Do any of these ineffective methods sound familiar? We’ve all used at least one of these techniques when trying to recruit small group leaders. Instead, I’d like you to think of recruitment from a different perspective.
Volunteer recruitment can be defined as a process to attract and invite people to consider serving in ministry. Recruitment is an invitation for people to come talk to you about ministry opportunities. It begins the process of finding out more about the individual (interviewing) so you can match them to a ministry that fits them best (placement).
So how do you invite people into ministry?
Identify Prospects – Make a list of people who have expressed interest and shown support for small group ministry. Start praying for these people, and then send a letter outlining some specific ways they can get involved. Follow-up with a phone call to answer questions and determine where they might best serve.
Activate New Members – New members to your church are often the most excited about involvement. Does your church have a system to identify the gifts, talents and needs of those coming into the fellowship? Make sure small group ministry opportunities are included in the selection of involvement areas. Have a “connector” for this ministry contact those who express interest—and get them involved.

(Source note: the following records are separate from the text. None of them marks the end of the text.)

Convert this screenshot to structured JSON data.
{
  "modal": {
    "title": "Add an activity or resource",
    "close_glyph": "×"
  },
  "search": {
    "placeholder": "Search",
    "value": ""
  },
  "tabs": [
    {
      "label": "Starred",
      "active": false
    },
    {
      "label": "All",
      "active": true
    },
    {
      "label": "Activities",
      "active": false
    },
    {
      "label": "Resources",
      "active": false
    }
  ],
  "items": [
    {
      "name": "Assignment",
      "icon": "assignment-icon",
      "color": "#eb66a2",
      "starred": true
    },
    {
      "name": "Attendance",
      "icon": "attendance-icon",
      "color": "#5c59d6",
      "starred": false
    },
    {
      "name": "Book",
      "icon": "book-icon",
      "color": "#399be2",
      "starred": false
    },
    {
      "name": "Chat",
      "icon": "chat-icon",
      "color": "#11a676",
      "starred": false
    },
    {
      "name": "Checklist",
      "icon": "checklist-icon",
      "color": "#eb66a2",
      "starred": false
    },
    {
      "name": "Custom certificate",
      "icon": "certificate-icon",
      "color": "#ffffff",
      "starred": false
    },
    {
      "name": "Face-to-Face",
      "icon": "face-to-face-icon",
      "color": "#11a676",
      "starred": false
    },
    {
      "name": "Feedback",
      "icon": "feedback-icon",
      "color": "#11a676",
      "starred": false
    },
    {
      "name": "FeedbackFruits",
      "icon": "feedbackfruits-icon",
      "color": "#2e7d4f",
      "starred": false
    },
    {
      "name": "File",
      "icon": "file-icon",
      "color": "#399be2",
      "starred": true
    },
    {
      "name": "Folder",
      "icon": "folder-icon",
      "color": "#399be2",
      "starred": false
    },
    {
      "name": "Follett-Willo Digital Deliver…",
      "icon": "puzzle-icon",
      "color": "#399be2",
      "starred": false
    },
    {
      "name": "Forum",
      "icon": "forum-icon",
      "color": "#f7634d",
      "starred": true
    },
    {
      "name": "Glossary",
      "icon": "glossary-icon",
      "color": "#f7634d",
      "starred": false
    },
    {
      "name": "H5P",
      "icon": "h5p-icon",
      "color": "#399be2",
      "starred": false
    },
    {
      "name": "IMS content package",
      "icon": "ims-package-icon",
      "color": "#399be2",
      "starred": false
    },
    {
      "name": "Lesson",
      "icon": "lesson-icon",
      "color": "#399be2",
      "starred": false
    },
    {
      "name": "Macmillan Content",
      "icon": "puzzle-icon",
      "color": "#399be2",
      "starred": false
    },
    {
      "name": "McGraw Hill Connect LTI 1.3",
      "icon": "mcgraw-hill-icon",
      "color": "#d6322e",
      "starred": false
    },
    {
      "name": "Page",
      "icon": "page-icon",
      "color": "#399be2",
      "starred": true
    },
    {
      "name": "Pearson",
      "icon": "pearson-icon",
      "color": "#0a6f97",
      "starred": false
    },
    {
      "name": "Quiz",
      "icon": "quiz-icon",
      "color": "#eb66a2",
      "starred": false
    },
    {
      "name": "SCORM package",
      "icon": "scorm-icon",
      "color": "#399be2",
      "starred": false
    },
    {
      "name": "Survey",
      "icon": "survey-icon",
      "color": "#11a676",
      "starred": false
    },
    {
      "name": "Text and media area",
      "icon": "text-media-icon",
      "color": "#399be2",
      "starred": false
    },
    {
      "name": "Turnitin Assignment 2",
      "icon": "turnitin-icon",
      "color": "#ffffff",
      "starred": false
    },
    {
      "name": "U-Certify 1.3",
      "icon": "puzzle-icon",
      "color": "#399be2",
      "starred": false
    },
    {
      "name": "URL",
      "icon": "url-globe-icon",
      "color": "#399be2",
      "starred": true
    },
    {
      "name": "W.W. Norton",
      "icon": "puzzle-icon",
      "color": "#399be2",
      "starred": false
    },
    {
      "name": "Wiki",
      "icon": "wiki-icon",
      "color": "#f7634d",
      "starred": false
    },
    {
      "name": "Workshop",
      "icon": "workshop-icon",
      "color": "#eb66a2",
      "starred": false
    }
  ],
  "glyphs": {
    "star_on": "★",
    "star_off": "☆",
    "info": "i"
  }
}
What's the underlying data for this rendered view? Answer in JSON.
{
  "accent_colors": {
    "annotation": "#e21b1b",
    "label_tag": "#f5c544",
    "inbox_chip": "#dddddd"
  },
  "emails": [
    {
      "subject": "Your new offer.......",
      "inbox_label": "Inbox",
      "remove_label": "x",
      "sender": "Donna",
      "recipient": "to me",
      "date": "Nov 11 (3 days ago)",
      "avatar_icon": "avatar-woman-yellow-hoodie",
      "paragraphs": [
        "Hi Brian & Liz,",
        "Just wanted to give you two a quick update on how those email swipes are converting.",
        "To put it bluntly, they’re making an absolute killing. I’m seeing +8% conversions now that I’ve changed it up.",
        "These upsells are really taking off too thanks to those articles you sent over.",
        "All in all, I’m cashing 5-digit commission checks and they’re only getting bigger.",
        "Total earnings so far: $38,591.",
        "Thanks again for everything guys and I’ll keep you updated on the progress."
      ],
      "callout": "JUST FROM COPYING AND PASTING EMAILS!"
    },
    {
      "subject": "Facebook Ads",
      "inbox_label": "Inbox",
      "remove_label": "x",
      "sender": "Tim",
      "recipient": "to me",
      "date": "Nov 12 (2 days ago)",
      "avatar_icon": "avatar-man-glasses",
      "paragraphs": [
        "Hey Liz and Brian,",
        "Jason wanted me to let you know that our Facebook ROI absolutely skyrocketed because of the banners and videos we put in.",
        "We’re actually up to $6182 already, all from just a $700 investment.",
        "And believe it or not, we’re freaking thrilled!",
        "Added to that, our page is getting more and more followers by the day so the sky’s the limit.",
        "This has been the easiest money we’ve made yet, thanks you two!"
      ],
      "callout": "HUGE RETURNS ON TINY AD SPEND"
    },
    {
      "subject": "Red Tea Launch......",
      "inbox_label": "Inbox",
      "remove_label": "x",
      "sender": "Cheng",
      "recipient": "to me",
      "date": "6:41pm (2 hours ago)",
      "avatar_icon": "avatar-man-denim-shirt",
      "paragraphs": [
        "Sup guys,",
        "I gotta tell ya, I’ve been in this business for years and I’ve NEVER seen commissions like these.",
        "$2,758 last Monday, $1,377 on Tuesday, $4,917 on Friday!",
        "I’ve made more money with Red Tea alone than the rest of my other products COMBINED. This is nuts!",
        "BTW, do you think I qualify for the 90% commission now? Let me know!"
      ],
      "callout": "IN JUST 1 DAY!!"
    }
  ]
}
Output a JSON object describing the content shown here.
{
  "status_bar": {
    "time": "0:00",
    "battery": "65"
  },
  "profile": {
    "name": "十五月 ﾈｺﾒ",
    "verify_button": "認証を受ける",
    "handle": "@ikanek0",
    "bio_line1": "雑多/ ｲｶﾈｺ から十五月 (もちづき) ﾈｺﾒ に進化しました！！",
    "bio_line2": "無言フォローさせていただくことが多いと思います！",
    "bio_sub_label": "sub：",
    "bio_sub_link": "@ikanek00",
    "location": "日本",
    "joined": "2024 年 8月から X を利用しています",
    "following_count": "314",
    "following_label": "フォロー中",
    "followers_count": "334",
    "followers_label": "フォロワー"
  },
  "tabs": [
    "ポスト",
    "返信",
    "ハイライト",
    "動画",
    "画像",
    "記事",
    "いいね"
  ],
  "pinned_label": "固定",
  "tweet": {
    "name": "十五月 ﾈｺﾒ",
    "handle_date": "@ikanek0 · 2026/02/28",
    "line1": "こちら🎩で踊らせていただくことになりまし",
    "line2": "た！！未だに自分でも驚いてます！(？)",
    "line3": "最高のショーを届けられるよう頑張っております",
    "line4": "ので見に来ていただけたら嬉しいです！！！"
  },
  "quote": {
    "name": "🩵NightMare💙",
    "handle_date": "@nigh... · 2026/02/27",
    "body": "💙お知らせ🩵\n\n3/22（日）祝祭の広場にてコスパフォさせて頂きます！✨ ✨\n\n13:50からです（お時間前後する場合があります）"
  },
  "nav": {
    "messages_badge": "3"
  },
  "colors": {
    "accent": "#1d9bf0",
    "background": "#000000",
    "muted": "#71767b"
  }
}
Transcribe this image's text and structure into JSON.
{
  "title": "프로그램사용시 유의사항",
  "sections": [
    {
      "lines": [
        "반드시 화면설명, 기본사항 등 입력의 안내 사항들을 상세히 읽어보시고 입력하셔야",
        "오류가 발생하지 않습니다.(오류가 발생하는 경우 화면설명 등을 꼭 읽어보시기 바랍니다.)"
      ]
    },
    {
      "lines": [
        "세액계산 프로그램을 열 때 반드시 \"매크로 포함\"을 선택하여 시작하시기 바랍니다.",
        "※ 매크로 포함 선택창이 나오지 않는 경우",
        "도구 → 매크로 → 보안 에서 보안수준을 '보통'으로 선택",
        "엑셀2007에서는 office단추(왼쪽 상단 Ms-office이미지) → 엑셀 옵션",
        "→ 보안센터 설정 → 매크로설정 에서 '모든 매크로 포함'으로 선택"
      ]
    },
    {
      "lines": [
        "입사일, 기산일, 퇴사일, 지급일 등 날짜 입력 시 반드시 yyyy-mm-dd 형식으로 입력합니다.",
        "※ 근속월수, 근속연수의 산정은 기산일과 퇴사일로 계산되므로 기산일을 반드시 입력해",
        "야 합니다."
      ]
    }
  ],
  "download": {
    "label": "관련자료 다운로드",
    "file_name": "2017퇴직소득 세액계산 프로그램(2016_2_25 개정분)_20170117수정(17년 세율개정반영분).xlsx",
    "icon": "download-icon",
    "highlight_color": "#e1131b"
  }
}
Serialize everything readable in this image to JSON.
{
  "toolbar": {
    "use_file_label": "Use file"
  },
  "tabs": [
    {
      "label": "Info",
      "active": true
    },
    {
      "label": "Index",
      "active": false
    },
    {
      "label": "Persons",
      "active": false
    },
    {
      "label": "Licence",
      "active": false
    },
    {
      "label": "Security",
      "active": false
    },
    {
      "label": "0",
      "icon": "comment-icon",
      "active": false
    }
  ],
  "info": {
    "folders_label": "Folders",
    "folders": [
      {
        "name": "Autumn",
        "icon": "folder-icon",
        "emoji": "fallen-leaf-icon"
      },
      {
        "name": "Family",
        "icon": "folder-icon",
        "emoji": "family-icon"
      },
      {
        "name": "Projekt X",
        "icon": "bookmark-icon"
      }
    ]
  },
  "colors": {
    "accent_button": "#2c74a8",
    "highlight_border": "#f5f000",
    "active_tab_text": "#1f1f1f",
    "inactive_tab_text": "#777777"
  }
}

First Step Service – Invite people to try short-term service opportunities to evaluate their gift mix. Instead of making a commitment to lead a small group the entire year, ask them to be a co-leader for a few sessions. Each small group role should have entry points for people to get their feet wet before they dive in. An exciting ministry will draw them to a position that best matches their potential after they’ve had a chance to try it out.
We don’t get a delete button in life—but we can learn from our mistakes. Thank God for a fresh start as you begin your recruiting efforts!